SIDDbase

By | September 22, 2011

SIDDbase-WS is a SOAP based Web Service created in a collaboration between the
Comparative Microbial Genomics Group at CBS, The Technical University of Denmark and
Prof. Craig Benham’s research group at the UC Davis Genome Center. It provides
interoperable access to the SIDD software, and access to the repository of stored
results from calculations previously performed on complete bacterial genomes.

SIDD (Stress-induced DNA Duplex Destabilization) is the propensity for the DNA duplex to
be destabilized within genomic regions that are experiencing a superhelical stress.

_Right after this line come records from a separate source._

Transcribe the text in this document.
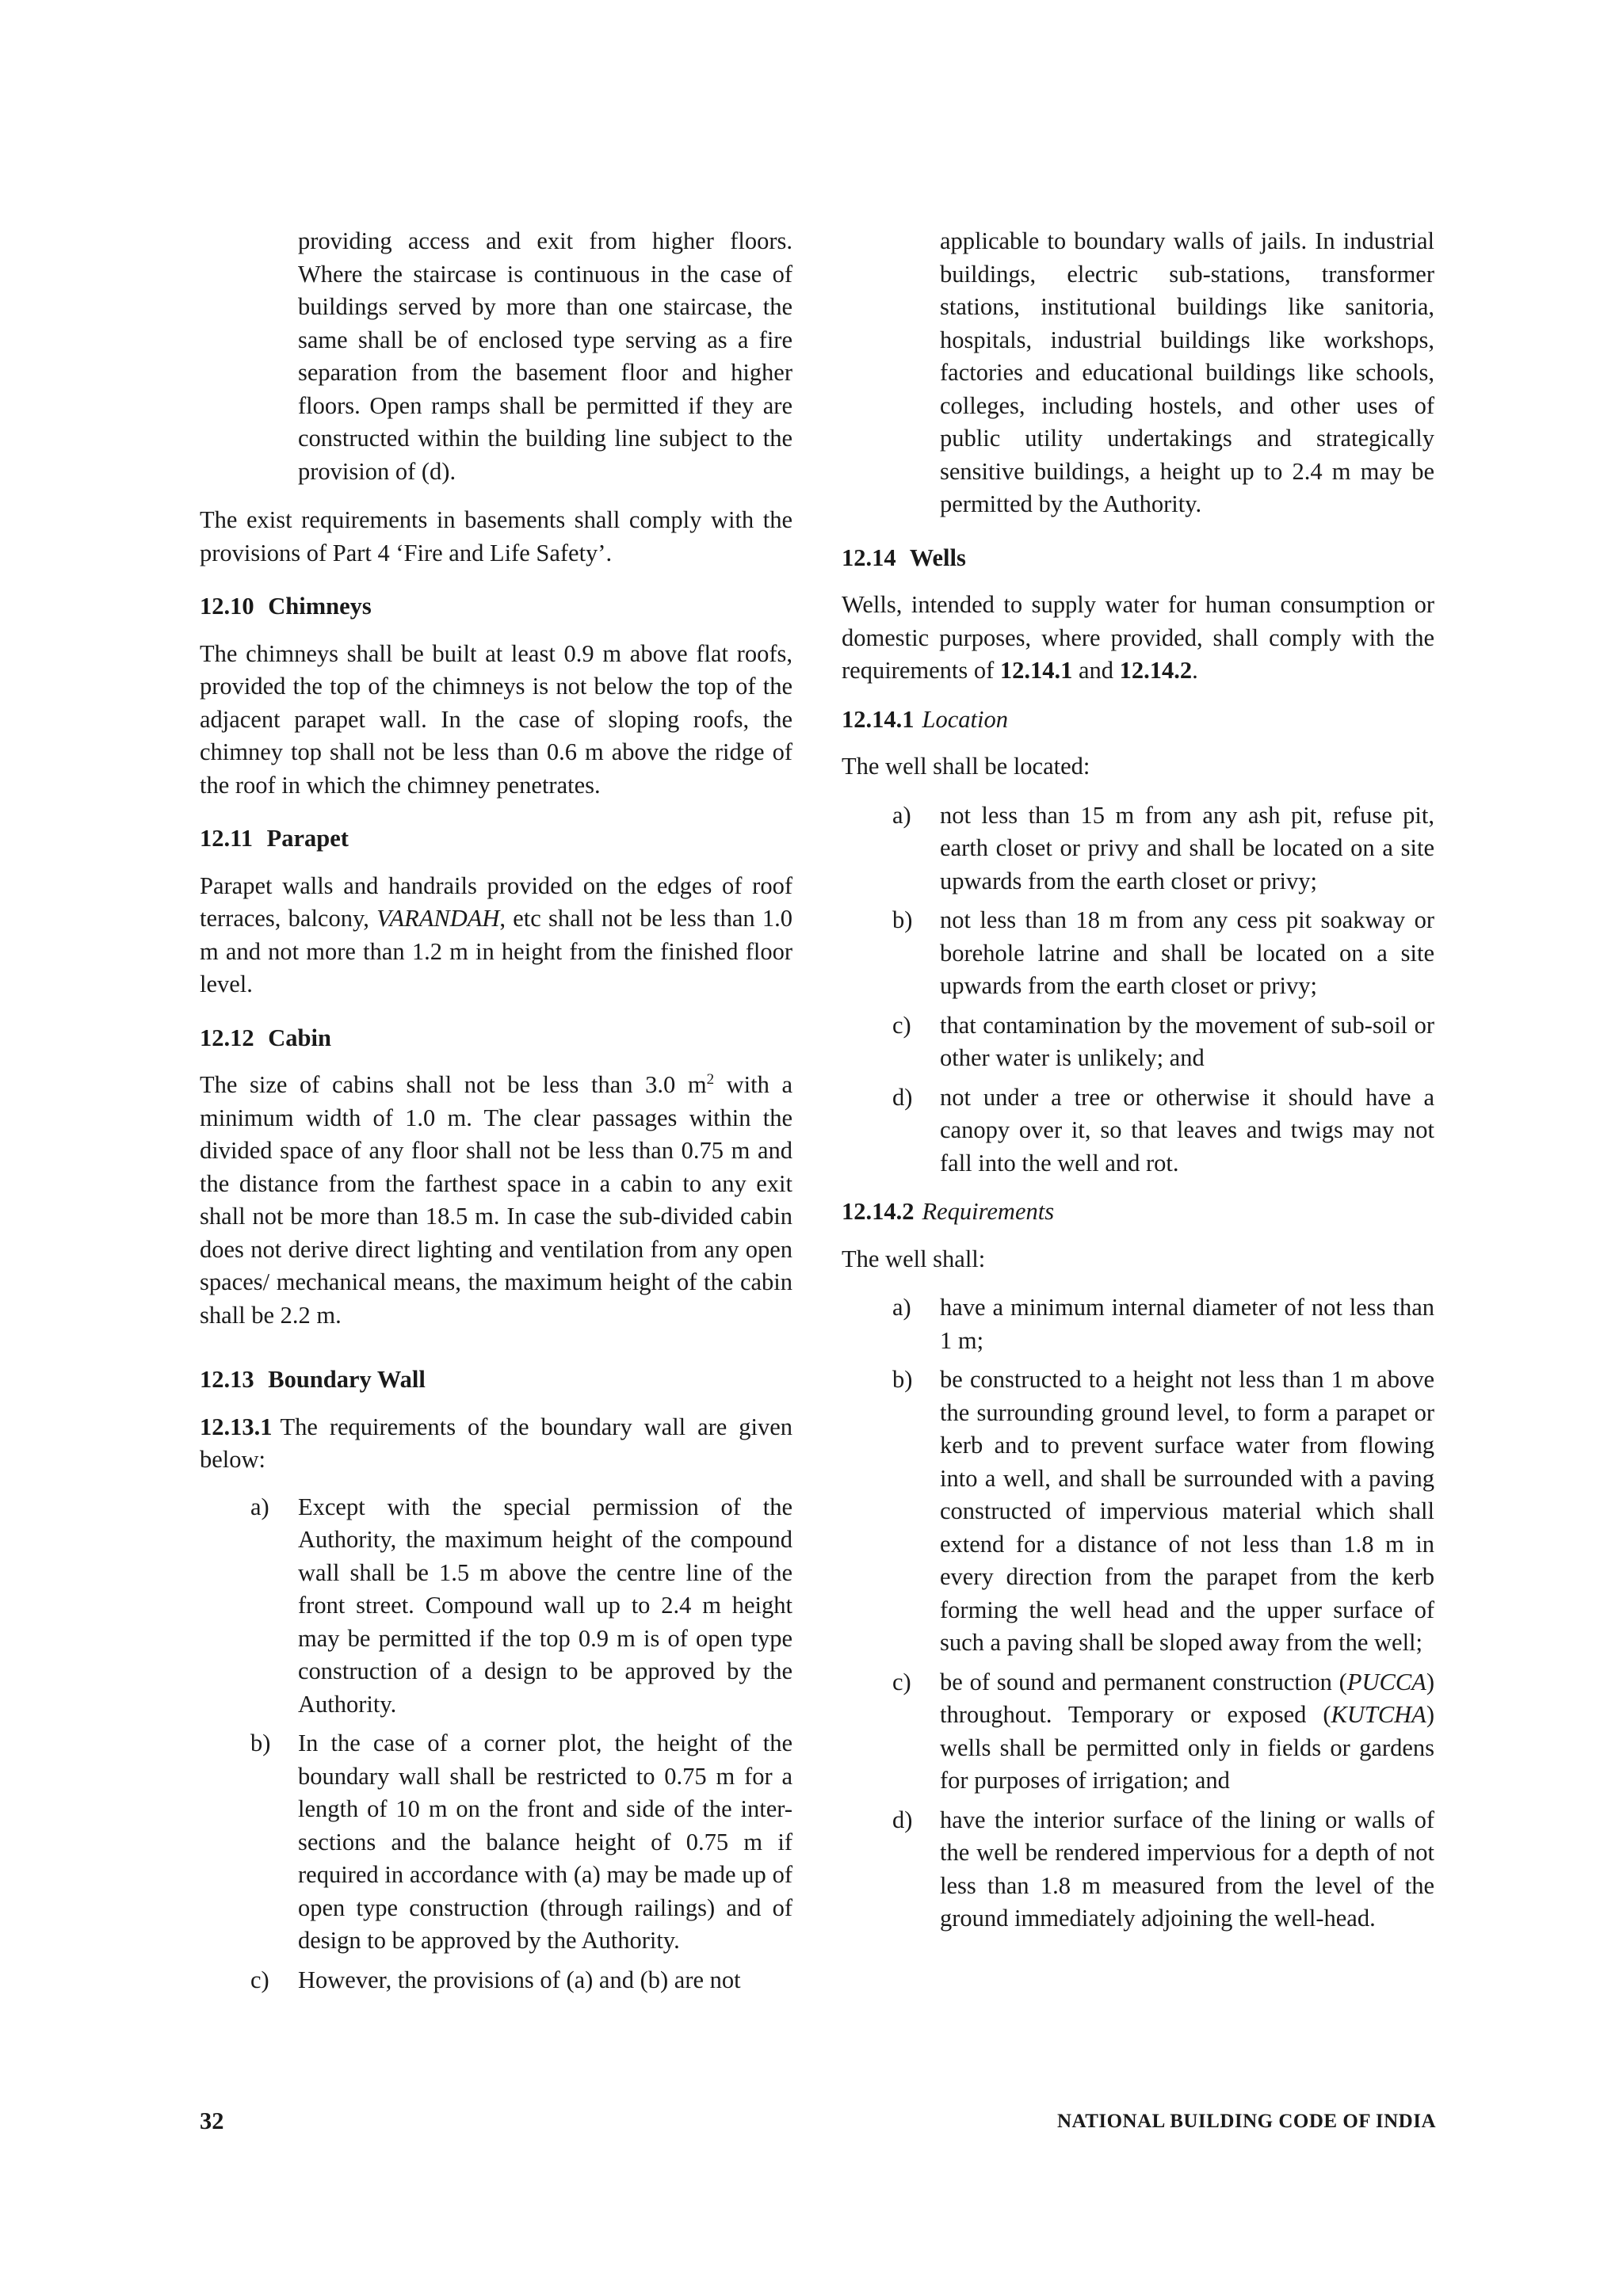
providing access and exit from higher floors. Where the staircase is continuous in the case of buildings served by more than one staircase, the same shall be of enclosed type serving as a fire separation from the basement floor and higher floors. Open ramps shall be permitted if they are constructed within the building line subject to the provision of (d).

The exist requirements in basements shall comply with the provisions of Part 4 ‘Fire and Life Safety’.

12.10 Chimneys

The chimneys shall be built at least 0.9 m above flat roofs, provided the top of the chimneys is not below the top of the adjacent parapet wall. In the case of sloping roofs, the chimney top shall not be less than 0.6 m above the ridge of the roof in which the chimney penetrates.

12.11 Parapet

Parapet walls and handrails provided on the edges of roof terraces, balcony, VARANDAH, etc shall not be less than 1.0 m and not more than 1.2 m in height from the finished floor level.

12.12 Cabin

The size of cabins shall not be less than 3.0 $m^2$ with a minimum width of 1.0 m. The clear passages within the divided space of any floor shall not be less than 0.75 m and the distance from the farthest space in a cabin to any exit shall not be more than 18.5 m. In case the sub-divided cabin does not derive direct lighting and ventilation from any open spaces/ mechanical means, the maximum height of the cabin shall be 2.2 m.

12.13 Boundary Wall

12.13.1 The requirements of the boundary wall are given below:

a) Except with the special permission of the Authority, the maximum height of the compound wall shall be 1.5 m above the centre line of the front street. Compound wall up to 2.4 m height may be permitted if the top 0.9 m is of open type construction of a design to be approved by the Authority.
b) In the case of a corner plot, the height of the boundary wall shall be restricted to 0.75 m for a length of 10 m on the front and side of the inter-sections and the balance height of 0.75 m if required in accordance with (a) may be made up of open type construction (through railings) and of design to be approved by the Authority.
c) However, the provisions of (a) and (b) are not

applicable to boundary walls of jails. In industrial buildings, electric sub-stations, transformer stations, institutional buildings like sanitoria, hospitals, industrial buildings like workshops, factories and educational buildings like schools, colleges, including hostels, and other uses of public utility undertakings and strategically sensitive buildings, a height up to 2.4 m may be permitted by the Authority.

12.14 Wells

Wells, intended to supply water for human consumption or domestic purposes, where provided, shall comply with the requirements of 12.14.1 and 12.14.2.

12.14.1 Location

The well shall be located:

a) not less than 15 m from any ash pit, refuse pit, earth closet or privy and shall be located on a site upwards from the earth closet or privy;
b) not less than 18 m from any cess pit soakway or borehole latrine and shall be located on a site upwards from the earth closet or privy;
c) that contamination by the movement of sub-soil or other water is unlikely; and
d) not under a tree or otherwise it should have a canopy over it, so that leaves and twigs may not fall into the well and rot.

12.14.2 Requirements

The well shall:

a) have a minimum internal diameter of not less than 1 m;
b) be constructed to a height not less than 1 m above the surrounding ground level, to form a parapet or kerb and to prevent surface water from flowing into a well, and shall be surrounded with a paving constructed of impervious material which shall extend for a distance of not less than 1.8 m in every direction from the parapet from the kerb forming the well head and the upper surface of such a paving shall be sloped away from the well;
c) be of sound and permanent construction (PUCCA) throughout. Temporary or exposed (KUTCHA) wells shall be permitted only in fields or gardens for purposes of irrigation; and
d) have the interior surface of the lining or walls of the well be rendered impervious for a depth of not less than 1.8 m measured from the level of the ground immediately adjoining the well-head.
32	NATIONAL BUILDING CODE OF INDIA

This
is a complex, interactive attribute of genomic DNA, that has been implicated in a wide
variety of regulatory processes. Different strategies are used to calculate SIDD
properties of short (i.e. < ~10kb) regions (Bi C, Benham CJ., WebSIDD: A server for
predicting stress-induced duplex destabilized (SIDD) sites in superhelical DNA,
Bioinformatics, 2004 Jun 12;20(9):1477-9), and of long genomic sequences, up to complete
chromosomes (Benham CJ and Bi C, The Analysis of Stress-Induced Duplex Destabilization
in Long Genomic DNA Sequences, J. Comp. Biol. 11: 519-543, 2004). The extent of
destabilization is given by sigma, the superhelix density. For each base pair and each
sigma value two results are reported. These are the probability p(x) of base pair x
being open (i.e. separated) under the given conditions, and the increment G(x) of free
energy needed to insure that base pair x is always open then.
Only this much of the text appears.